Muitos preceitos da Declaração Universal foram, posteriormente, incorporados a Tratados
Internacionais, que possuem, por sua própria natureza, força jurídica vinculante. Neste sentido,
merecem destaque o Pacto Internacional de Direitos Civis e Políticos e o Pacto Internacional de
Direitos Sociais, Econômicos e Culturais, ambos de 1966. Estes dois Pactos das Nações Unidas e a
Declaração Universal compõem a denominada "Carta Internacional dos Direitos Humanos".
Note-se, por fim, que os tratados internacionais de direitos humanos, menos que estabelecer o
equilíbrio de interesses entre os Estados (como ocorre com os tratados internacionais
tradicionais), buscam garantir o exercício de direitos e liberdades fundamentais. A partir desta
perspectiva, não apenas o Estado, mas também o indivíduo passa a ser sujeito de direito
internacional. Consolida-se, assim, a capacidade processual internacional dos indivíduos. 5
2. Delineamentos do Sistema de Proteção Internacional de Direitos Humanos
Após a Declaração de 1948 inúmeras outras Declarações e Convenções Internacionais foram
elaboradas, no intuito de responder ao processo de "multiplicação de direitos". 6Este processo
envolveu: a) o aumento dos bens merecedores de tutela, com a ampliação dos direitos à
prestação, como os direitos sociais, econômicos e culturais; b) a extensão da titularidade de
direitos, com o alargamento do próprio conceito de sujeito de direito, que passa a abranger as
entidades de classe, as organizações sindicais, os grupos vulneráveis, a própriahumanidade...; c)
a especificação do sujeito de direito, tendo em vista que, ao lado do sujeito genérico e abstrato,
advém o sujeito de direito concreto, visto em sua especificidade e na concreticidade de suas
diversas relações.
O processo da internacionalização dos direitos humanos conjugado com o processo de
multiplicação destes direitos, resultou em um complexo sistema internacional de proteção,
marcado pela coexistência do sistema geral com o sistema particular de proteção, bem como do
sistema global com o sistema regional de proteção.

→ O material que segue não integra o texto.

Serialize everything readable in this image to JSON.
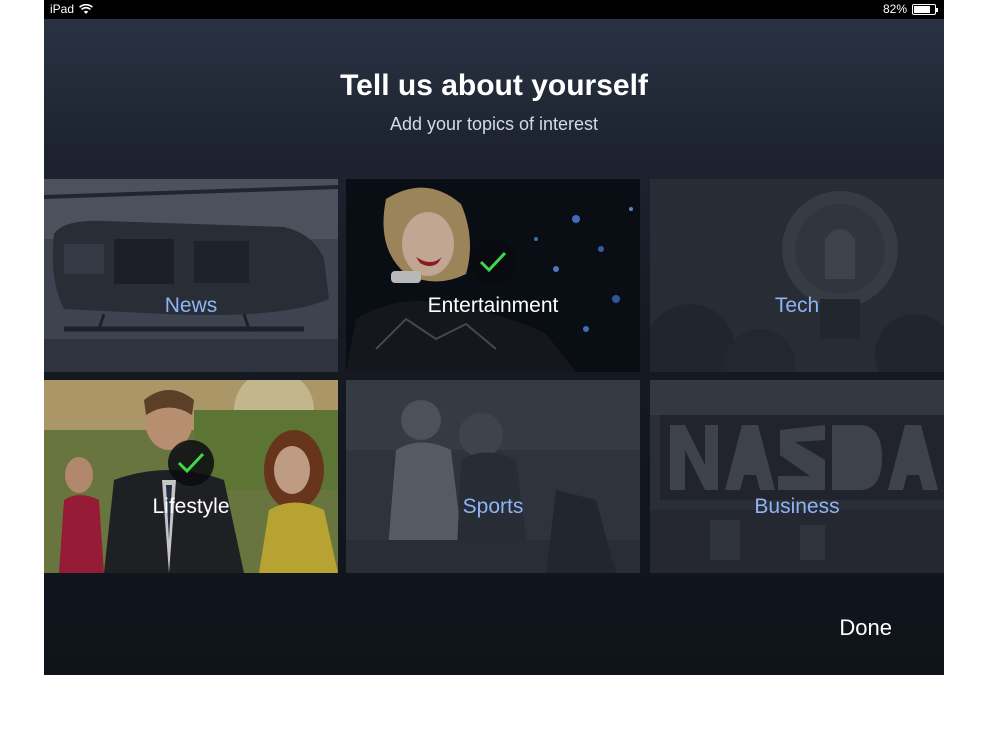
{
  "status_bar": {
    "device": "iPad",
    "battery": "82%",
    "battery_level": 0.82
  },
  "header": {
    "title": "Tell us about yourself",
    "subtitle": "Add your topics of interest"
  },
  "topics": [
    {
      "label": "News",
      "selected": false,
      "image": "helicopter-photo"
    },
    {
      "label": "Entertainment",
      "selected": true,
      "image": "singer-photo"
    },
    {
      "label": "Tech",
      "selected": false,
      "image": "lightbulb-photo"
    },
    {
      "label": "Lifestyle",
      "selected": true,
      "image": "party-photo"
    },
    {
      "label": "Sports",
      "selected": false,
      "image": "football-photo"
    },
    {
      "label": "Business",
      "selected": false,
      "image": "nasdaq-photo"
    }
  ],
  "done_label": "Done",
  "colors": {
    "accent_label": "#8fb4f5",
    "check_green": "#3fd84a"
  }
}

Os sistemas geral e particular são sistemas de proteção complementares, na medida em que o
sistema particular de proteção é voltado, fundamentalmente, à prevenção da discriminação ou à
proteção de pessoas ou grupos de pessoas particularmente vulneráveis, que merecem proteção
especial. Daí falar-se em direitos das mulheres, da criança, do idoso, do adolescente, do
deficiente físico, dos refugiados, dentre outros. O sistema particular de proteção realça o
processo da especificação do sujeito de direito, já mencionado, em que o sujeito de direito é visto
em sua especificidade e concreticidade.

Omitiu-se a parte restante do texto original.